Even though the smell alone won’t get rid of mice, it can work well with other methods to keep them away.
Speaking of strong smells, essential oils aren’t the other thing that repels mice. They particularly dislike the strong smell of ammonia as it smells like a predator’s urine.
You can try this method similar to essential oils by placing cotton balls soaked in ammonia in places where mice like to hang out.
Try Other Repellents
Apart from essential oils and ammonia, there are several other types of repellents you can use
Ultrasonic devices work by emitting a high, irritating sound that only rodents can hear. The sound changes periodically so the mice will not get used to it. These devices will not bother dogs and cats. Each unit covers approximately 400 square feet. Plug one in each room for best results.
Mint repellent place packs use spearmint and peppermint to repel mice. Place packs are used so you can place them behind appliances, along walls where mice run, and in garages and basements without having to touch the actual repellant.
Rodent organic granules can be shaken out where ever rodents are a problem. Use these to get to difficult-to-reach places. The smell repels mice and other rodents.
How to Get Rid of Mice
It’s getting worth the while to prevent mice from ever entering your home in the first place. But after that, you need you find a way to get rid of any mice infestation that you currently have in your home.
There are a few main ways to remove mice from your house in a safe way:
Snap traps baited with peanut butter or cheese are the traditional way to get rid of mice.

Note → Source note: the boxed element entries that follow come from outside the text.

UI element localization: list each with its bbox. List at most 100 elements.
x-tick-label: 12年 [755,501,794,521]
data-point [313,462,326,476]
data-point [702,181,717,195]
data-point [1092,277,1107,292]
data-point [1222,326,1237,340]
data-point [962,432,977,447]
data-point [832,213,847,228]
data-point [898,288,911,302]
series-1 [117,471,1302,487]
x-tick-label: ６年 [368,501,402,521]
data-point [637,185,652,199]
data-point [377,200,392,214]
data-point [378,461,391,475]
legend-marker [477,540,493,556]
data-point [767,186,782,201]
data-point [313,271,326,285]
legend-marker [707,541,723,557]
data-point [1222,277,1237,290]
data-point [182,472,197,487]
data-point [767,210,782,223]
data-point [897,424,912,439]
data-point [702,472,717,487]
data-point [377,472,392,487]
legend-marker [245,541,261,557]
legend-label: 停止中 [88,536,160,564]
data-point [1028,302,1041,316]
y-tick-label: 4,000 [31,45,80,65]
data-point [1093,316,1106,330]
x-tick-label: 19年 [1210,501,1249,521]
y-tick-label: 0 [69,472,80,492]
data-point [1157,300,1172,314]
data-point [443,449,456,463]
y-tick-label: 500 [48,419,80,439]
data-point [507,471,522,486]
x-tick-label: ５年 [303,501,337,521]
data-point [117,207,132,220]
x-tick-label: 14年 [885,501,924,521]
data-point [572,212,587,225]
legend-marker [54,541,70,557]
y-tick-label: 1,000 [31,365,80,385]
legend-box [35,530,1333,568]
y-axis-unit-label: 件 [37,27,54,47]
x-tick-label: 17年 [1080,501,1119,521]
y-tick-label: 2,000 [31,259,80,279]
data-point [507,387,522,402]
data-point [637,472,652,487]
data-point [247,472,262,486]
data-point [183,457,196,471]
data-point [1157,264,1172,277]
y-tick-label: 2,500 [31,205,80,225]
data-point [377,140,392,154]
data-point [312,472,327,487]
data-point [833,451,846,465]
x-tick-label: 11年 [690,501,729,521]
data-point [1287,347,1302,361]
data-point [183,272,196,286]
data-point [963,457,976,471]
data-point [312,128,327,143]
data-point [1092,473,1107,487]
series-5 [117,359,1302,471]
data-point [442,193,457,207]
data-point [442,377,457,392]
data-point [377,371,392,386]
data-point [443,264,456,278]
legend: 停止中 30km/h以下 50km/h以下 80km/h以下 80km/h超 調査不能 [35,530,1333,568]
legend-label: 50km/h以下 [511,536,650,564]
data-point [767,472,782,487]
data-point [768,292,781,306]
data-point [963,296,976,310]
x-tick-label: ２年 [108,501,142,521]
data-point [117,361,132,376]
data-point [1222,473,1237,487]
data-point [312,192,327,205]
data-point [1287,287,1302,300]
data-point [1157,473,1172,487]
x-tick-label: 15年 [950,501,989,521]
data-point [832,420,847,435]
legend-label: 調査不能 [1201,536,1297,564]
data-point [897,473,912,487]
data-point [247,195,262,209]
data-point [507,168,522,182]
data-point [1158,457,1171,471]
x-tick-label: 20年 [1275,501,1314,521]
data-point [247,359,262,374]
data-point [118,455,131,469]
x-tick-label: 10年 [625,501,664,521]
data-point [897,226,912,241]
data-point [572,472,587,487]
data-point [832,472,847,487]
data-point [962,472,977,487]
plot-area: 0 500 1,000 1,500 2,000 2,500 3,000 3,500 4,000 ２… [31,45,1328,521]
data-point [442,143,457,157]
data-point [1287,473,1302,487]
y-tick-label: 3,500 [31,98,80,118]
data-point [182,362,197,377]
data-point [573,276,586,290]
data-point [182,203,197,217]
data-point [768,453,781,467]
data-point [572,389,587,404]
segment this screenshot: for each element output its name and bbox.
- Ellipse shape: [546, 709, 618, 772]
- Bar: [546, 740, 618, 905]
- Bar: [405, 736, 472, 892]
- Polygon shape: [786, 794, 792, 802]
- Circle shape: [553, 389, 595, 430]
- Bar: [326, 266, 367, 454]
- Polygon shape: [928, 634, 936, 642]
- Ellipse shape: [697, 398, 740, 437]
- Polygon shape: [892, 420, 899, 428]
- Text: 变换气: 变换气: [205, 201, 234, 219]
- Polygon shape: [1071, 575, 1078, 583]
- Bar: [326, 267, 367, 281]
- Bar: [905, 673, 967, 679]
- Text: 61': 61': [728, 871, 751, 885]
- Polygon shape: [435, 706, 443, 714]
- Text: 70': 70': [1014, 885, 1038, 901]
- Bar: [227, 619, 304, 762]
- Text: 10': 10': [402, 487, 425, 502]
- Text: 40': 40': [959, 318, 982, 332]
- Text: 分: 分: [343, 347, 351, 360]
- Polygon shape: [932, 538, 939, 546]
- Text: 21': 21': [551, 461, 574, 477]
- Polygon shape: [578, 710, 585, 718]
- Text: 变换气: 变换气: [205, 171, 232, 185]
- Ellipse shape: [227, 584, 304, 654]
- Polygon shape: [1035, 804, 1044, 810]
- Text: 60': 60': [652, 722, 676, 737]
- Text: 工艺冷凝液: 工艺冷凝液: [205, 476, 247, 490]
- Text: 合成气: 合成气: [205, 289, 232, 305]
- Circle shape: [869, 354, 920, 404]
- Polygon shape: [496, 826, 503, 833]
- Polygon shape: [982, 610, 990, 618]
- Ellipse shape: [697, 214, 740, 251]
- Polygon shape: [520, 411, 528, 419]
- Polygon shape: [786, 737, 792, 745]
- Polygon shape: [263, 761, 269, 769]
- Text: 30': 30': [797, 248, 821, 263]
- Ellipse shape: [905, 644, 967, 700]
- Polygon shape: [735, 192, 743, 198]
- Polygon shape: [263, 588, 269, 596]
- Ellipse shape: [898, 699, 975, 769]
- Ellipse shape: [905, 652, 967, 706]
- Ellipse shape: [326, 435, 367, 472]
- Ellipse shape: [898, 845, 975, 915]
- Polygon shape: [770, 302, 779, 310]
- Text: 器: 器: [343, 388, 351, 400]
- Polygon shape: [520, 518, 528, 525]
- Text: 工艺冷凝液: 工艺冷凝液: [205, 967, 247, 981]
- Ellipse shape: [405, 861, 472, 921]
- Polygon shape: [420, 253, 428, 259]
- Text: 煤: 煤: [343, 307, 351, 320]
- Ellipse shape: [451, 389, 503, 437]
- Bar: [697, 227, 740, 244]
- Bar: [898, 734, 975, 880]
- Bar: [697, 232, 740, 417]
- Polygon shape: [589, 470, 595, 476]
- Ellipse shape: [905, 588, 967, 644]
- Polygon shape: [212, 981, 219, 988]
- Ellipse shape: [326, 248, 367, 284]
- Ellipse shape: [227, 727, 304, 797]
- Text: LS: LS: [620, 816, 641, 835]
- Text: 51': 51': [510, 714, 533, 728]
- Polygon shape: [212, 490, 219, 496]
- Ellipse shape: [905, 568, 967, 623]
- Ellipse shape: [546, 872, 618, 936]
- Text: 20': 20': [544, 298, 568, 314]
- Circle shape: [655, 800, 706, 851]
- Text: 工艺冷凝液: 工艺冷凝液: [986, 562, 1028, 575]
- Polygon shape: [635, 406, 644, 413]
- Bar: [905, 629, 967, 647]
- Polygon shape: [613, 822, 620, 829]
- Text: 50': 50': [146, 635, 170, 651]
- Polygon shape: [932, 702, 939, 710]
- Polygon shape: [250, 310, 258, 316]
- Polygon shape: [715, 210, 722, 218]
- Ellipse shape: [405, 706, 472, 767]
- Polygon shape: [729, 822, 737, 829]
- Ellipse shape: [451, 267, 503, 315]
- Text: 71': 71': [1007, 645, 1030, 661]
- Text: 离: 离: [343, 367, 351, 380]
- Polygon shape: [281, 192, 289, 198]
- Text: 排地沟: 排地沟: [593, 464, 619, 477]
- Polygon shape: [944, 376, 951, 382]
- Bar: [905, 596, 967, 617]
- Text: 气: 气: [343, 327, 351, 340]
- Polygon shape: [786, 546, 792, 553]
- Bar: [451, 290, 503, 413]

This quick-trigger system catches mice in their tracks and is by far the most common type of mouse trap.
They are a human way to kill mice. There are even one-use traps that you throw out without ever seeing the dead mouse.
However, if you do not want to kill the mice in your home, you can consider using a live trap.
Mice are suspicious of new things, so they will take a few days to enter the trap. Place the traps where you see signs of them. Use multiple traps for better coverage.
Since mice are nocturnal, check your traps each morning. Take note of the traps that catch the most mice so you can place more in that location.
Once the mice are humanely live-trapped, take them to a wooded area or big field and open the trap. The mouse has to chew through a cracker to get out so you never have to handle her. Once she is gone, you can collect the trap and re-use it.
But in case you ever feel the need to pick up a dead mouse, always wear thick gloves and keep your hands away when handling it.
Rodent baits work well, but traditional rodent baits are very dangerous. Call a professional pest control company without a doubt if the mouse problem is so bad that you feel that chemical control is required.
There are a number of risks that come with the use of rodenticides that contain poison designed for rodents.
They kill not only rodents but the animals that feed on the mice that have eaten the bait. Dead mice can get trapped in the walls and attic and die, causing a bad smell.
Use Organic Bait
Agrid3 Bait is the only organic rodent bait. It has cholecalciferol, or Vitamin D3, in it which draws the calcium out of the mouse’s bones and into his bloodstream. This kills the mouse.
While this bait will not harm a pet that eats a poisoned mouse, the pellets will. It is a good idea to use a bait station. This keeps the pellets away from children, pets, and livestock.
For best results, put out fresh bait daily. Mouse control should be continued for 15 days after you no longer see signs of mice.
Mice carry diseases and damage buildings and belongings. Whether you want to prevent them from coming into your house or get rid of them, there are safe and organic ways of doing so.